1
votes

I have a similar dataset:

val<-c("Y","N")
test<-data.frame(age=rnorm(n=100,mean=50,sd=10),var1=sample(val,100,T),var2=sample(val,100,T),var3=sample(val,100,T),sex=sample(c("F","M"),100,T))

I´d like to create a summary reporting the mean age for each category using Hmisc.

library(Hmisc)
summary.formula(age~sex+var1+var2+var3,data=test)

However, var1-var3 actually belong under the same categorical variable with levels var1,var and var3 instead of Y/N. Furthermore, these are not mutually exclusive. So, is it possible somehow to create a variable var4 with these different levels that are not mutually exclusive and type

summary.formula(age~sex+var4,data=test)

and have an output like:

+-------+-+---+----+
|       | |N  |age |
+-------+-+---+----+
|sex    |F| 44|48.0|
|       |M| 56|50.8|
+-------+-+---+----+
|var4   |var1| xx|yy|
|       |var2| xx|yy|
        |var3| xx|yy|
+-------+-+---+----+
|Overall| |100|49.6|
+-------+-+---+----+

Any help would be much appreciated...

2
I don't understand what you want. It's not clear to me what Var4 would be or how the subsetting in the is supposed to work for Var4. - Dason

2 Answers

1
votes

How bout paste0? (or paste(..., sep='') if you're not on R2.15)
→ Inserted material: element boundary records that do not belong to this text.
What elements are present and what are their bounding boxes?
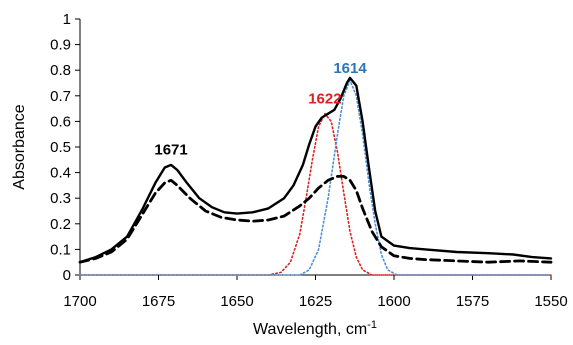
y-tick-label: 0.8 bbox=[50, 62, 71, 79]
series-line-solid bbox=[78, 76, 553, 264]
y-tick-label: 0.2 bbox=[50, 216, 71, 233]
series-line-dotted bbox=[79, 79, 552, 276]
x-tick-label: 1550 bbox=[534, 293, 567, 310]
x-axis-label: Wavelength, cm-1 bbox=[253, 319, 377, 338]
y-tick-label: 0.1 bbox=[50, 241, 71, 258]
x-tick-label: 1625 bbox=[299, 293, 332, 310]
y-axis-label: Absorbance bbox=[11, 104, 28, 189]
annotations: 1671 1622 1614 bbox=[154, 60, 367, 159]
x-tick-label: 1650 bbox=[220, 293, 253, 310]
x-ticks: 1700 1675 1650 1625 1600 1575 1550 bbox=[63, 275, 568, 310]
x-axis-label-text: Wavelength, cm bbox=[253, 321, 367, 338]
x-tick-label: 1700 bbox=[63, 293, 96, 310]
y-tick-label: 0.3 bbox=[50, 190, 71, 207]
peak-label: 1671 bbox=[154, 142, 187, 159]
series-line-dashed bbox=[78, 175, 553, 264]
y-ticks: 0 0.1 0.2 0.3 0.4 0.5 0.6 0.7 0.8 0.9 1 bbox=[50, 11, 80, 284]
y-tick-label: 0.6 bbox=[50, 113, 71, 130]
series-line-dotted bbox=[79, 112, 552, 276]
y-tick-label: 0.5 bbox=[50, 139, 71, 156]
y-tick-label: 0.7 bbox=[50, 88, 71, 105]
peak-label: 1614 bbox=[333, 60, 367, 77]
x-axis-label-superscript: -1 bbox=[367, 319, 377, 331]
y-tick-label: 0 bbox=[63, 267, 71, 284]
x-tick-label: 1575 bbox=[456, 293, 489, 310]
x-tick-label: 1600 bbox=[377, 293, 410, 310]
series-group bbox=[78, 76, 553, 276]
peak-label: 1622 bbox=[308, 90, 341, 107]
y-tick-label: 0.4 bbox=[50, 165, 71, 182]
y-tick-label: 1 bbox=[63, 11, 71, 28]
y-tick-label: 0.9 bbox=[50, 37, 71, 54]
x-tick-label: 1675 bbox=[142, 293, 175, 310]
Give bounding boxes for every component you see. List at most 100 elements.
> test$var4 <- paste0(test$var1, test$var2, test$var3)
> summary.formula(age~sex+var4, data=test)
age    N=100

+-------+---+---+--------+
|       |   |  N|     age|
+-------+---+---+--------+
|    sex|  F| 50|50.25440|
|       |  M| 50|51.32134|
+-------+---+---+--------+
|   var4|NNN| 13|46.64417|
|       |NNY| 17|51.34456|
|       |NYN| 15|52.92185|
|       |NYY| 17|47.35685|
|       |YNN|  9|50.91647|
|       |YNY|  7|48.04489|
|       |YYN| 10|53.23713|
|       |YYY| 12|56.14394|
+-------+---+---+--------+
|Overall|   |100|50.78787|
+-------+---+---+--------+
> 
0
votes

I think the problem lies in that you are trying to combine statistics for two different data sets:

  1. data indexed by person:

    summary.formula(age~sex, test)
    
    # age    N=100
    # 
    # +-------+-+---+--------+
    # |       | |N  |age     |
    # +-------+-+---+--------+
    # |sex    |F| 35|49.99930|
    # |       |M| 65|48.96266|
    # +-------+-+---+--------+
    # |Overall| |100|49.32548|
    # +-------+-+---+--------+
    
  2. data indexed by cars

Here you need one row per car; here is one way to create the data but I am sure there must be much nicer ways:

    var1 <- subset(test, var1 == "Y", c("age", "sex"))
    var2 <- subset(test, var2 == "Y", c("age", "sex"))
    var3 <- subset(test, var3 == "Y", c("age", "sex"))
    var1$var <- "var1"
    var2$var <- "var2"
    var3$var <- "var3"
    vars <- rbind(var1, var2, var3)

Then, the summary statistics:

    summary.formula(age~var, data=vars)
    # age    N=147
    # 
    # +-------+----+---+--------+
    # |       |    |N  |age     |
    # +-------+----+---+--------+
    # |var    |var1| 47|48.91983|
    # |       |var2| 43|46.31811|
    # |       |var3| 57|49.35292|
    # +-------+----+---+--------+
    # |Overall|    |147|48.32672|
    # +-------+----+---+--------+

As you can see, the Overall sections of the two summaries do not match, as they come from two different data sets. (And it is not possible to combine them the way you are asking.)